GalPaK3D fills up this attribute.
- static from_ndarray(a)[source]¶
Factory to easily create a GalaxyParameters object from an ordered ndarray whose elements are in the order of GalaxyParameters.names.
Use like this :
from galpak import GalaxyParameters gp = GalaxyParameters.from_ndarray(my_ndarray_of_data)
- Return type
Description¶
A GalaxyParameters
object gp
is merely a glorified numpy.ndarray
with convenience accessors and mutators :
Warning
the velocity_dispersion parameter is NOT the total dispersion. This parameter is akin to a turbulent term. It is added in quadrature to the dispersions due to the disk model and to the thickness. See Cresci et al. 2009, Genzel et al. 2011, and Bouche et al. 2015
You still can access the parameters like an indexed array
assert gp.x == gp[0] # true
assert gp.y == gp[1] # true
# ...
assert gp.sigma0 == gp[9] # true
You may instantiate a GalaxyParameters
object like so
from galpak import GalaxyParameters
gp = GalaxyParameters(z=0.65)
gp.x = 5.
assert gp.z == 0.65 # true
assert gp.x == 5. # true
Warning
An undefined value in GalaxyParameters
will be nan
, not None
assert math.isnan(gp.pa) # true
assert gp.pa is None # false
Getting the Wavelength¶
The z
attribute in a GalaxyParameter
is in pixels,
you may want the value in the physical unit specified in your Cube’s header.
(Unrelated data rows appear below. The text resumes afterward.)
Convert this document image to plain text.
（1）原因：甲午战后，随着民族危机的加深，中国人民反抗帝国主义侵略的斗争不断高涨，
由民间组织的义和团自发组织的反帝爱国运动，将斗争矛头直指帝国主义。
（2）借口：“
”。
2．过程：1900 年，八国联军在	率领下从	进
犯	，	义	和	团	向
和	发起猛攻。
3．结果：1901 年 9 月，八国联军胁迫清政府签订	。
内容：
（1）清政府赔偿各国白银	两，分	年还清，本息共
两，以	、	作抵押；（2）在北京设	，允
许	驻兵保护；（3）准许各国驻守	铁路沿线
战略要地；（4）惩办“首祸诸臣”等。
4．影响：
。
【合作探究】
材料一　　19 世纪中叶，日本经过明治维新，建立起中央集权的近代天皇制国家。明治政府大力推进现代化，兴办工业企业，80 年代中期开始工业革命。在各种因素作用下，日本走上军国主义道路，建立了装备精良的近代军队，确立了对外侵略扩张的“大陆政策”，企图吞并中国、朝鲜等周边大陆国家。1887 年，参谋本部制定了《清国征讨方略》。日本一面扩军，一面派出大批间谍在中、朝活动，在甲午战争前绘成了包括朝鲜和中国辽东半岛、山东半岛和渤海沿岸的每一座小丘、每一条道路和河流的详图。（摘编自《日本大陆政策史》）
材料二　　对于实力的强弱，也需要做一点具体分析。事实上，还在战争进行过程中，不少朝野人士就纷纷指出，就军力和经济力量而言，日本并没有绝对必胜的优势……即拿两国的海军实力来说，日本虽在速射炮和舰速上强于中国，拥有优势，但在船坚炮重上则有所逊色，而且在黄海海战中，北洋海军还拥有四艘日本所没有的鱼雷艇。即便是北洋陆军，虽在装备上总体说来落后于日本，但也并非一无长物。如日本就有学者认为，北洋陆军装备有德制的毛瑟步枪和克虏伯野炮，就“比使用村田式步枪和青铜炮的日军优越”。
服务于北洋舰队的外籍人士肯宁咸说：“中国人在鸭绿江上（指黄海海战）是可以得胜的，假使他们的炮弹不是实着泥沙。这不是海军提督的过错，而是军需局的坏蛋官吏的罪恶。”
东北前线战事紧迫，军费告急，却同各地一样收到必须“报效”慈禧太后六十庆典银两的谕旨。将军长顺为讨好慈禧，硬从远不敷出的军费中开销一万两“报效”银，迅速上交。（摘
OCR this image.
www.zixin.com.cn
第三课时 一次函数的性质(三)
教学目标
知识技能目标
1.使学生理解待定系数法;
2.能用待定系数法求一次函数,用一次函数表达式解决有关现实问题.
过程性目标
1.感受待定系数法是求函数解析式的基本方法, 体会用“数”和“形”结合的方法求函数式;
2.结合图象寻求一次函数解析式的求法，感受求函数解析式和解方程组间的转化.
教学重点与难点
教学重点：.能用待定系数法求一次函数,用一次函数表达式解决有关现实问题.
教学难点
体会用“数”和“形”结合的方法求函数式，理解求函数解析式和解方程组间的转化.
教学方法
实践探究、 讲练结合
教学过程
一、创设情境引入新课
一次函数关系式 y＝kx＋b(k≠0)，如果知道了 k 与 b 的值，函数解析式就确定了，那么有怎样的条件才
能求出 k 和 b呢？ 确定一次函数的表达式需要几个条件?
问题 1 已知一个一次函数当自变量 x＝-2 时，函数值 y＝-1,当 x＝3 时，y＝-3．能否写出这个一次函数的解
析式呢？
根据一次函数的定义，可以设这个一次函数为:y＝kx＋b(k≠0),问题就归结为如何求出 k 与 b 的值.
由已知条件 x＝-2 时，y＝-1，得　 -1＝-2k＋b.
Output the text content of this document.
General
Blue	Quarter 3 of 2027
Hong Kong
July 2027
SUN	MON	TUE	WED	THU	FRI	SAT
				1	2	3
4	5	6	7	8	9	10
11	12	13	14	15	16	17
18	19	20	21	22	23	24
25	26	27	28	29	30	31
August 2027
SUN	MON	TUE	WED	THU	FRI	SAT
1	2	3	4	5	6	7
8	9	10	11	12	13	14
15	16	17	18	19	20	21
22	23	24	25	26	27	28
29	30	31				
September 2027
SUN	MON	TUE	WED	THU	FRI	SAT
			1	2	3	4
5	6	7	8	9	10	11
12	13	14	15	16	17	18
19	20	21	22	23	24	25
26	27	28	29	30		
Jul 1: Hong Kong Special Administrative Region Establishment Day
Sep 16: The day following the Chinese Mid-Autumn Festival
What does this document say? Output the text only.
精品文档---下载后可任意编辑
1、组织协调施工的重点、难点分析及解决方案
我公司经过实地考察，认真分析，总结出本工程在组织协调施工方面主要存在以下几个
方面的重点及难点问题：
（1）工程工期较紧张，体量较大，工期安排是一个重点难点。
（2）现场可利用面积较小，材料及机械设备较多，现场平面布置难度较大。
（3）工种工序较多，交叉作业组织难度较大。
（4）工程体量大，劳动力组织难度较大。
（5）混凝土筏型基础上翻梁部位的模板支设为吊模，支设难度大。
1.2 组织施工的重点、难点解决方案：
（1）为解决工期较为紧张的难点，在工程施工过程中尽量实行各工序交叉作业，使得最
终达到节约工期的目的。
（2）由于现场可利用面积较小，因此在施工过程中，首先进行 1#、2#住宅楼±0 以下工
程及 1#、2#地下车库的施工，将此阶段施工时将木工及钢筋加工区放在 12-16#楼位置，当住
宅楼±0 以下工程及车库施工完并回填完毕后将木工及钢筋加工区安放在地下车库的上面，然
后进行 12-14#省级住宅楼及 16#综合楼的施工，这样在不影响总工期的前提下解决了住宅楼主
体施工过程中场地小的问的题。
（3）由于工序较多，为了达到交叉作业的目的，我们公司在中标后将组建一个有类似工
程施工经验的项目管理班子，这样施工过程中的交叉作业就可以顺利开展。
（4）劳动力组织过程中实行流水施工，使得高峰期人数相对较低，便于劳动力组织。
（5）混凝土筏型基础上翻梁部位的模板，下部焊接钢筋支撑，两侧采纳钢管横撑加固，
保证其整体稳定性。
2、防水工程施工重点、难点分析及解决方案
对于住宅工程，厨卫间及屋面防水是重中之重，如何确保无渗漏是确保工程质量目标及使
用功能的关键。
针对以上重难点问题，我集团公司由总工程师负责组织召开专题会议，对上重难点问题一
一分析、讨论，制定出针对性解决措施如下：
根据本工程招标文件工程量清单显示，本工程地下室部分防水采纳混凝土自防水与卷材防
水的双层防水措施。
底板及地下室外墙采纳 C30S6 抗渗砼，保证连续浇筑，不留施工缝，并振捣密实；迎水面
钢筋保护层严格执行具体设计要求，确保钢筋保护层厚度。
To that effect, you may use the wavelength_of
method of the HyperspectralCube
:
from galpak import GalPaK3D
gk = GalPaK3D('my_muse_cube.fits')
gk.run_mcmc()
wavelength = gk.cube.wavelength_of(gk.galaxy.z)
Input Cubes supported¶
Any fits cube can be used provided that the z-axis represents wavelengths or frequencies.
Any units are normally accepted as the algorithm works in velocity space (dlamba/lamba or dfrequency/frequency). Check the Instrument.z_step_kms value which is critial for the kinematic parameters.
If the header is incomplete (CRPIX3, CDELT3, CRVAL3, CUNIT3), the algorithm will try to use the default values assigned to the instrument. The user can specify these directly.
If the header is complete, the instrument default pixel sizes will be over-written by the the information from the cube header.
A MPDAF
Obj.Cube
object is ok as input.To provide the variance, use a separate file with `variance’ or via a MPDAF Obj.Cube. If no Variance is specified, the (edge of the) cube statistics will be used.
In future versions, the variance can also be specified as a “STAT” or “VARIANCE” extension to the fits file
Warning
Pay attention to the LSF FWHM, which should be specified in the same units as the cube.